Divergências com o Clero[editar | editar código-fonte]

Sobra portanto um outro estrato, o Clero, que entretanto também se tornou um entrave à rainha, não tanto pela sua descendência bastarda, mas antes com o intuito de criar mais um embaraço ao rei, do qual se apressavam a acelerar a queda.[2]

Salvo nos assuntos de guerra, se atendermos à índole minimamente branda e indulgente do rei,[8] D. Mécia poderia sim ter adquirido influência a ponto de o persuadir a tomar determinadas decisões. No entanto, nada o atesta senão a narrativa viciada dos cronistas ao longo do tempo, que tendem a marcá-la como desordeira e mentora de problemas de toda a casta, incluindo o ódio às artimanhas clericais. O desprezo pelo clero faz com que tome medidas por vezes injustas, como por exemplo a revogação de uma doação ao mosteiro do Bouço, feita por D. Afonso Henriques e confirmada por D. Afonso II.[2][9]

De acordo com Alexandre Herculano, as hostilidades e violências praticadas por barões e clérigos no reinado do Capelo, permitem desinibir D. Mécia da culpa desses problemas que lhe foi atribuída ao longo dos tempos.

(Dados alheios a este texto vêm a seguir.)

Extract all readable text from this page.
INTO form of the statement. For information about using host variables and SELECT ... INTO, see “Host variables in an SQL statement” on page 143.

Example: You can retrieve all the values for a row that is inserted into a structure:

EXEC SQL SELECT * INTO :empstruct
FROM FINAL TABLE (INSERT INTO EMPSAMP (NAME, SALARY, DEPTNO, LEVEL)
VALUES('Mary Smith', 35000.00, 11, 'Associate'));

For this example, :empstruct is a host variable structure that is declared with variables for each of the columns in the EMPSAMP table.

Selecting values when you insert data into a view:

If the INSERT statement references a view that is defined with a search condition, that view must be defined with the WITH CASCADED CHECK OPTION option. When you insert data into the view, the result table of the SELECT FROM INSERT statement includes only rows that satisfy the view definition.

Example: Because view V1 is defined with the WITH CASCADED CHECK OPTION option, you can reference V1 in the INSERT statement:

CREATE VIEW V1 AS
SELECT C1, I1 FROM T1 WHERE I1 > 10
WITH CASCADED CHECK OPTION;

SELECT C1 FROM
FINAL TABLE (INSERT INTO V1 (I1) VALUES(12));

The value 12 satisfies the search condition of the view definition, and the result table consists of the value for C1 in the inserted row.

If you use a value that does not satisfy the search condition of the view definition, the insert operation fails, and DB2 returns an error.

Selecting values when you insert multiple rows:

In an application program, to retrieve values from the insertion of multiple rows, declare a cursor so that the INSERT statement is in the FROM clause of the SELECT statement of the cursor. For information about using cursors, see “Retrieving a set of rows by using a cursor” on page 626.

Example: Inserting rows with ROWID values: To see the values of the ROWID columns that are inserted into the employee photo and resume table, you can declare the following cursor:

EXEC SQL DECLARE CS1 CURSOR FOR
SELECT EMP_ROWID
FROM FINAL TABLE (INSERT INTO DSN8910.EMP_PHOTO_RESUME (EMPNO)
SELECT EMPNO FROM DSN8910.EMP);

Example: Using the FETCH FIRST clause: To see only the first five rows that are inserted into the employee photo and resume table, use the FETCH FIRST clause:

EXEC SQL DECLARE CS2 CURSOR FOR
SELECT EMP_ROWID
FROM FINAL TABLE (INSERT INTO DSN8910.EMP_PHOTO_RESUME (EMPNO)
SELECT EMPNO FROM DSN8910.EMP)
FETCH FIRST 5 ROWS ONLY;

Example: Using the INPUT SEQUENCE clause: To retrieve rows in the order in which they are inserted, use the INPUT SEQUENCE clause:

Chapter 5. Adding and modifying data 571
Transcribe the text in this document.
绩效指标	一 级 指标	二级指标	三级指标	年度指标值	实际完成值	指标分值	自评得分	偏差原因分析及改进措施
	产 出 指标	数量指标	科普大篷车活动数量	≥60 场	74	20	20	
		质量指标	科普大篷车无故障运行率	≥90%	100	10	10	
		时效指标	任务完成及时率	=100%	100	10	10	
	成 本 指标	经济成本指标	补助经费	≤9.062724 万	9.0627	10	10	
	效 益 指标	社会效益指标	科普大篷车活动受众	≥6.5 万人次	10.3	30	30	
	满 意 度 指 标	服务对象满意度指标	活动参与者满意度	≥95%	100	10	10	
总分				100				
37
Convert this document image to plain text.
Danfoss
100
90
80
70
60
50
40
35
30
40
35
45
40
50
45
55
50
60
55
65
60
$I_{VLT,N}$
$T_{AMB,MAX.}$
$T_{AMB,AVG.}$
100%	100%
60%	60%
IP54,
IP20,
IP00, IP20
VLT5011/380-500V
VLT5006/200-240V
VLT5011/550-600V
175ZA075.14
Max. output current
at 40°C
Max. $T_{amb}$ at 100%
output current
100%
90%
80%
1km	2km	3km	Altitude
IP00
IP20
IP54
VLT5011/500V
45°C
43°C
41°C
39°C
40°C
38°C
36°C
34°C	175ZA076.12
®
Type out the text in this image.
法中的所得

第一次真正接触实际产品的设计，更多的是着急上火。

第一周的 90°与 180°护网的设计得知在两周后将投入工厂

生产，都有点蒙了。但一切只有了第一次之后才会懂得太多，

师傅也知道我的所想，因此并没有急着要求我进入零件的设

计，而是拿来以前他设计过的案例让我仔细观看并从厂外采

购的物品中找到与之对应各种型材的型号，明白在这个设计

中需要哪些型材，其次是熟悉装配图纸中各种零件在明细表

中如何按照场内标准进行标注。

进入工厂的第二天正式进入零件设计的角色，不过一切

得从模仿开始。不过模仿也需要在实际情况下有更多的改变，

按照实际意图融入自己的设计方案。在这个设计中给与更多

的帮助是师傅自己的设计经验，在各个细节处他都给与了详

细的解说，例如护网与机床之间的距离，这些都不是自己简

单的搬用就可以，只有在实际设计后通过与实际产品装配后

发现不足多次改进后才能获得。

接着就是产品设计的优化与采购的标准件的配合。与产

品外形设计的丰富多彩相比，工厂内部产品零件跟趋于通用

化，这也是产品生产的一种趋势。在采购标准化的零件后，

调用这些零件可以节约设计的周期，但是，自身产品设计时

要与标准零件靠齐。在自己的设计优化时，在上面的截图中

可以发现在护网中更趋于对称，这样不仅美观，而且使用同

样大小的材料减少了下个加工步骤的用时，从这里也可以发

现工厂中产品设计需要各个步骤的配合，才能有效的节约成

Anulação do matrimónio com D. Sancho II[editar | editar código-fonte]

D. Mécia vê-se no centro de uma intriga clerical e popular, que a obriga a lutar contra o Papa e D. Afonso de Bolonha, cunhado (na foto).
O Papa Inocêncio IV, no concílio de Lião

Numa bula do Papa Inocêncio IV ao Conde de Bolonha, D. Afonso, pretendente do trono português e irmão do rei, é pedido auxílio ao bolonhês para amparar a Igreja na Terra Santa, que na altura estava em guerra. No entanto, este chamado é hoje entendido como um pretexto para que D. Afonso pudesse aparecer com tropas armadas em Lisboa, a julgar pelos planos engendrados pelo clero português e pelo papa.[2]

Como D. Mécia não havia dado herdeiros a D. Sancho, situação que poderia mudar a qualquer momento e suscitar graves problemas na pretensão de D. Afonso ao trono, a solução encontrada foi a separação dos dois cônjuges.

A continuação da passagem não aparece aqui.